In the fine-tuning experiments, the existing code corpus CodeAlpaca-20k (Chaudhary, 2023) was used to construct fine-tuning data. CodeAlpaca-20k contains 20,000 instruction-following data points used to fine-tune LLAMA-2 into the Code Alpaca model. Three 7B models, LLAMA-2, QWEN1.5, and DEEPSEEK-LLM, were fine-tuned with a batch size of 128 for one epoch, using AdamW optimizer, learning rate of 2e-5, warmup ratio of 0.03. Maximum length was set to 512, covering most CodeAlpaca data. Hyperparameters like batch size, epochs, and learning rate were selected via grid search on the validation sets of ART and TimeTravel.
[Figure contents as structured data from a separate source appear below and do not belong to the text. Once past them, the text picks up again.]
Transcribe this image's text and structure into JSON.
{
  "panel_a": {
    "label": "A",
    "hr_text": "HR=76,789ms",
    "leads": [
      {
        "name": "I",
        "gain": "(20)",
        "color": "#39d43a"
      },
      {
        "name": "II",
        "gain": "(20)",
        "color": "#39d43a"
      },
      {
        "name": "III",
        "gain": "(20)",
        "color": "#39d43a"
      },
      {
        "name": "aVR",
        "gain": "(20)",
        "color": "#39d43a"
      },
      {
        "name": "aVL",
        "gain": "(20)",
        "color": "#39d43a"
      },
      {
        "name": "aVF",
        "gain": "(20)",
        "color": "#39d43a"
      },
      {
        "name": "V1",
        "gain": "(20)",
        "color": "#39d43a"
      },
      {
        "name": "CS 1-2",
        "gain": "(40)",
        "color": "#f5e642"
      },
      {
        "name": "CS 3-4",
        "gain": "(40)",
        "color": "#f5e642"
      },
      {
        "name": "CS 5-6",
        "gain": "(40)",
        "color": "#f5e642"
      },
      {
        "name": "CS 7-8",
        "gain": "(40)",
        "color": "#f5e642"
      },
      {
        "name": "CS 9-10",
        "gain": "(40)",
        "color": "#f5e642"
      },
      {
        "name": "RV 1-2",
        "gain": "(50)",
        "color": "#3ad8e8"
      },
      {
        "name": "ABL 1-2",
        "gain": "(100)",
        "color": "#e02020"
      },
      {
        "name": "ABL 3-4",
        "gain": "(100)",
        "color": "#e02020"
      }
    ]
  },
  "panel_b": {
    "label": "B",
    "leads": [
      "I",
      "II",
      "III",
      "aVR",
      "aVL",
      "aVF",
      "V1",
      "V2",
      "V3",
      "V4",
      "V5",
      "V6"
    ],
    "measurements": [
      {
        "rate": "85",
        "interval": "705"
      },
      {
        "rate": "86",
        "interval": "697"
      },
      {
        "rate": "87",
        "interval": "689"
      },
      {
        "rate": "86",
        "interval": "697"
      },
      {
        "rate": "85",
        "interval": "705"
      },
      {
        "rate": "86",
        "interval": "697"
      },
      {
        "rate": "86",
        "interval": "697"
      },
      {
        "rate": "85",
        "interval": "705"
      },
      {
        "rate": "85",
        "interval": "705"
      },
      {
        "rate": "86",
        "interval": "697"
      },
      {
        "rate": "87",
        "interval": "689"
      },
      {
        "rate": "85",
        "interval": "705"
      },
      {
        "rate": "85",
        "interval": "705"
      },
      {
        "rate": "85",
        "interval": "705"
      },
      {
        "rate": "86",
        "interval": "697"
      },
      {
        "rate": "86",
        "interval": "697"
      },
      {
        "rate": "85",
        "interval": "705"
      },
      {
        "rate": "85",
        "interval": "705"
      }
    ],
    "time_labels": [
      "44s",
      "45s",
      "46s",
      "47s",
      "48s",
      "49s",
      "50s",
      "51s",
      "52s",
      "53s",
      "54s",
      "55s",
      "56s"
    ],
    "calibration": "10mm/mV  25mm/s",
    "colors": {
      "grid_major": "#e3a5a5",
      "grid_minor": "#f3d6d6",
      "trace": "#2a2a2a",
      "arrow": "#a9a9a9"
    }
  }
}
Automatic evaluation results for models fine-tuned on conditional statements are shown in Table 6. To study the trend of performance improvement with training data volume, the proportion of training data was controlled from 0% to 100%, and the performance of fine-tuned models was evaluated, with results shown in Figure 4.
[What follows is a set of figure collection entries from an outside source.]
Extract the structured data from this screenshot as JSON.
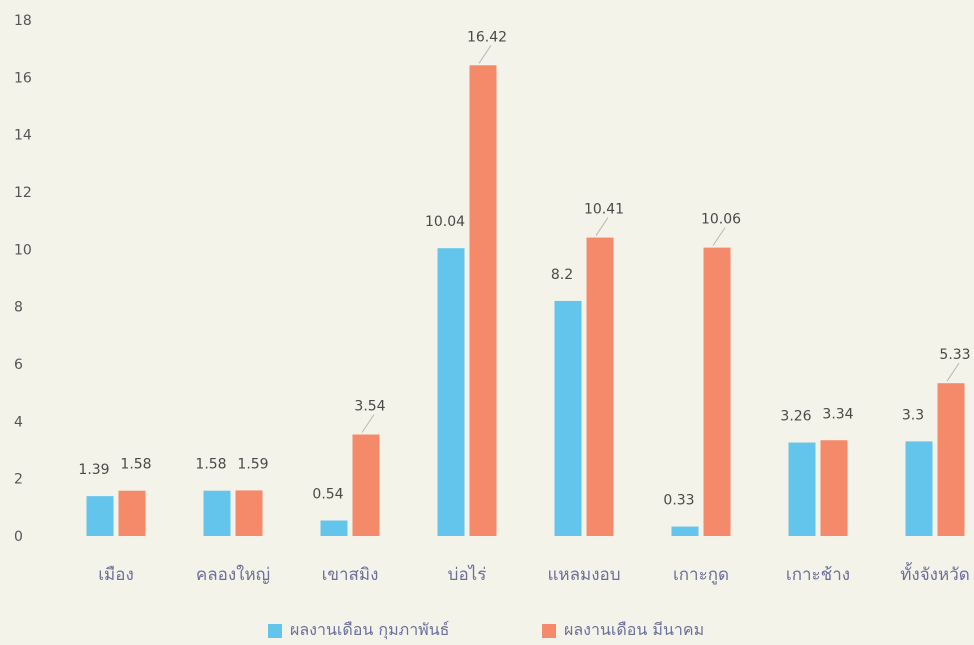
{
  "chart_data": {
    "type": "bar",
    "categories": [
      "เมือง",
      "คลองใหญ่",
      "เขาสมิง",
      "บ่อไร่",
      "แหลมงอบ",
      "เกาะกูด",
      "เกาะช้าง",
      "ทั้งจังหวัด"
    ],
    "series": [
      {
        "name": "ผลงานเดือน กุมภาพันธ์",
        "color": "#63c4ec",
        "values": [
          1.39,
          1.58,
          0.54,
          10.04,
          8.2,
          0.33,
          3.26,
          3.3
        ],
        "labels": [
          "1.39",
          "1.58",
          "0.54",
          "10.04",
          "8.2",
          "0.33",
          "3.26",
          "3.3"
        ]
      },
      {
        "name": "ผลงานเดือน มีนาคม",
        "color": "#f58a6a",
        "values": [
          1.58,
          1.59,
          3.54,
          16.42,
          10.41,
          10.06,
          3.34,
          5.33
        ],
        "labels": [
          "1.58",
          "1.59",
          "3.54",
          "16.42",
          "10.41",
          "10.06",
          "3.34",
          "5.33"
        ]
      }
    ],
    "yticks": [
      "0",
      "2",
      "4",
      "6",
      "8",
      "10",
      "12",
      "14",
      "16",
      "18"
    ],
    "ylim": [
      0,
      18
    ],
    "grid": false,
    "legend_position": "bottom"
  }
}
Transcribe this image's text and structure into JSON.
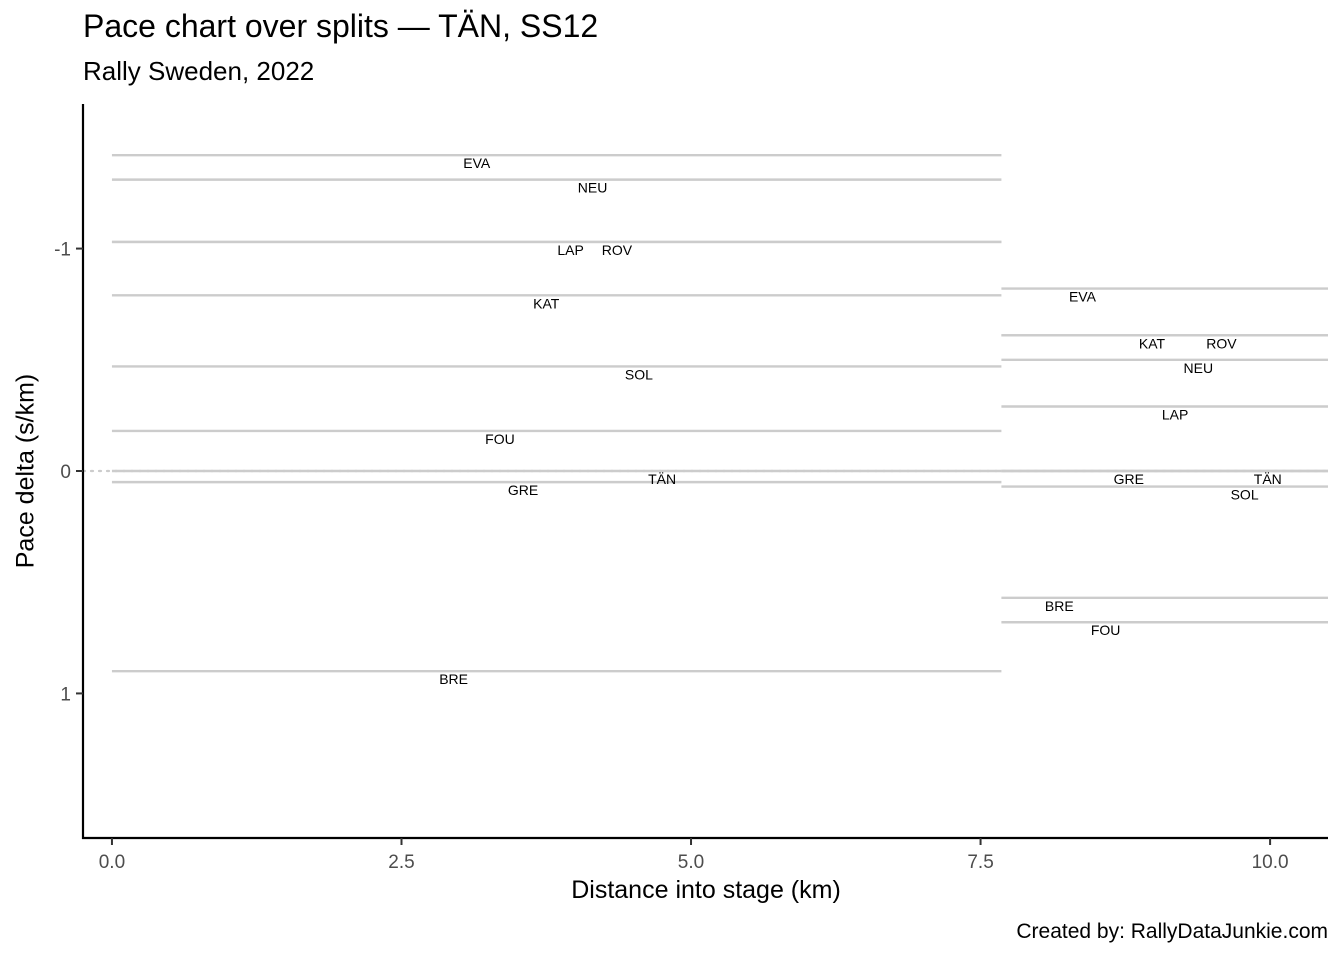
{
  "chart_data": {
    "type": "line",
    "title": "Pace chart over splits — TÄN, SS12",
    "subtitle": "Rally Sweden, 2022",
    "xlabel": "Distance into stage (km)",
    "ylabel": "Pace delta (s/km)",
    "caption": "Created by: RallyDataJunkie.com",
    "xlim": [
      -0.25,
      10.5
    ],
    "ylim": [
      1.65,
      -1.65
    ],
    "x_reversed": false,
    "y_reversed": true,
    "grid": false,
    "legend": "none",
    "x_ticks": [
      {
        "value": 0,
        "label": "0.0"
      },
      {
        "value": 2.5,
        "label": "2.5"
      },
      {
        "value": 5,
        "label": "5.0"
      },
      {
        "value": 7.5,
        "label": "7.5"
      },
      {
        "value": 10,
        "label": "10.0"
      }
    ],
    "y_ticks": [
      {
        "value": -1,
        "label": "-1"
      },
      {
        "value": 0,
        "label": "0"
      },
      {
        "value": 1,
        "label": "1"
      }
    ],
    "reference_line": {
      "y": 0,
      "style": "dotted",
      "color": "#cccccc"
    },
    "segment_color": "#cccccc",
    "splits": [
      {
        "x_start": 0,
        "x_end": 7.68,
        "drivers": [
          {
            "name": "EVA",
            "pace_delta": -1.42,
            "label_x": 3.15
          },
          {
            "name": "NEU",
            "pace_delta": -1.31,
            "label_x": 4.15
          },
          {
            "name": "LAP",
            "pace_delta": -1.03,
            "label_x": 3.96
          },
          {
            "name": "ROV",
            "pace_delta": -1.03,
            "label_x": 4.36
          },
          {
            "name": "KAT",
            "pace_delta": -0.79,
            "label_x": 3.75
          },
          {
            "name": "SOL",
            "pace_delta": -0.47,
            "label_x": 4.55
          },
          {
            "name": "FOU",
            "pace_delta": -0.18,
            "label_x": 3.35
          },
          {
            "name": "TÄN",
            "pace_delta": 0.0,
            "label_x": 4.75
          },
          {
            "name": "GRE",
            "pace_delta": 0.05,
            "label_x": 3.55
          },
          {
            "name": "BRE",
            "pace_delta": 0.9,
            "label_x": 2.95
          }
        ]
      },
      {
        "x_start": 7.68,
        "x_end": 10.5,
        "drivers": [
          {
            "name": "EVA",
            "pace_delta": -0.82,
            "label_x": 8.38
          },
          {
            "name": "KAT",
            "pace_delta": -0.61,
            "label_x": 8.98
          },
          {
            "name": "ROV",
            "pace_delta": -0.61,
            "label_x": 9.58
          },
          {
            "name": "NEU",
            "pace_delta": -0.5,
            "label_x": 9.38
          },
          {
            "name": "LAP",
            "pace_delta": -0.29,
            "label_x": 9.18
          },
          {
            "name": "GRE",
            "pace_delta": 0.0,
            "label_x": 8.78
          },
          {
            "name": "TÄN",
            "pace_delta": 0.0,
            "label_x": 9.98
          },
          {
            "name": "SOL",
            "pace_delta": 0.07,
            "label_x": 9.78
          },
          {
            "name": "BRE",
            "pace_delta": 0.57,
            "label_x": 8.18
          },
          {
            "name": "FOU",
            "pace_delta": 0.68,
            "label_x": 8.58
          }
        ]
      }
    ]
  }
}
Table 1: Automatic evaluation results for abductive reasoning
Table 2: Automatic evaluation results for counterfactual reasoning
Table 3: Evaluation results under one-shot settings
Table 4: Human evaluation results
Table 5: Prompt intervention experiment results
Table 6: Automatic evaluation results for models fine-tuned on conditional statements
Figure 4: Model performance after fine-tuning with different proportions of training data
Experiments show that describing complex causal structures with code is clearer and easier to understand for most models, and all models perform better under one-shot settings than zero-shot. Code language models outperform corresponding general language models in most settings, and for most models, code prompts outperform text prompts; the advantages of code language models and code prompts are robust across different settings. Conditional structures that reasonably describe relationships between events are crucial for model reasoning, while models are more robust to format and language interventions, indicating that performance can be further improved through fine-grained prompt engineering. Additionally, in most cases, the largest performance gains are observed from 0% to 20% training data, suggesting that causal reasoning abilities can be substantially improved with only a small amount (less than a thousand) of conditional statement code; conditional statements are key to enhancing causal reasoning abilities.
5. Conclusion
This paper investigates the causal reasoning abilities of code language models (Code-LLMs) and the effectiveness of using code prompts in causal reasoning tasks. It is proven that in performing complex causal reasoning tasks, code language models outperform general language models with the same architecture. Compared to text prompts, code prompts are more effective in describing causal structures, improving the performance of a wide range of language models. This paper further analyzes the importance of different aspects of code prompts and finds that providing reasonable causal structures in code helps generate reasonable outputs. Based on these observations, this paper hypothesizes that fine-tuning models on code corpora with conditional statements can improve causal reasoning abilities, and validates this hypothesis through experiments. These findings indicate that code, particularly conditional statements in code, can play an important role in eliciting and enhancing the causal reasoning abilities of language models through prompting and fine-tuning.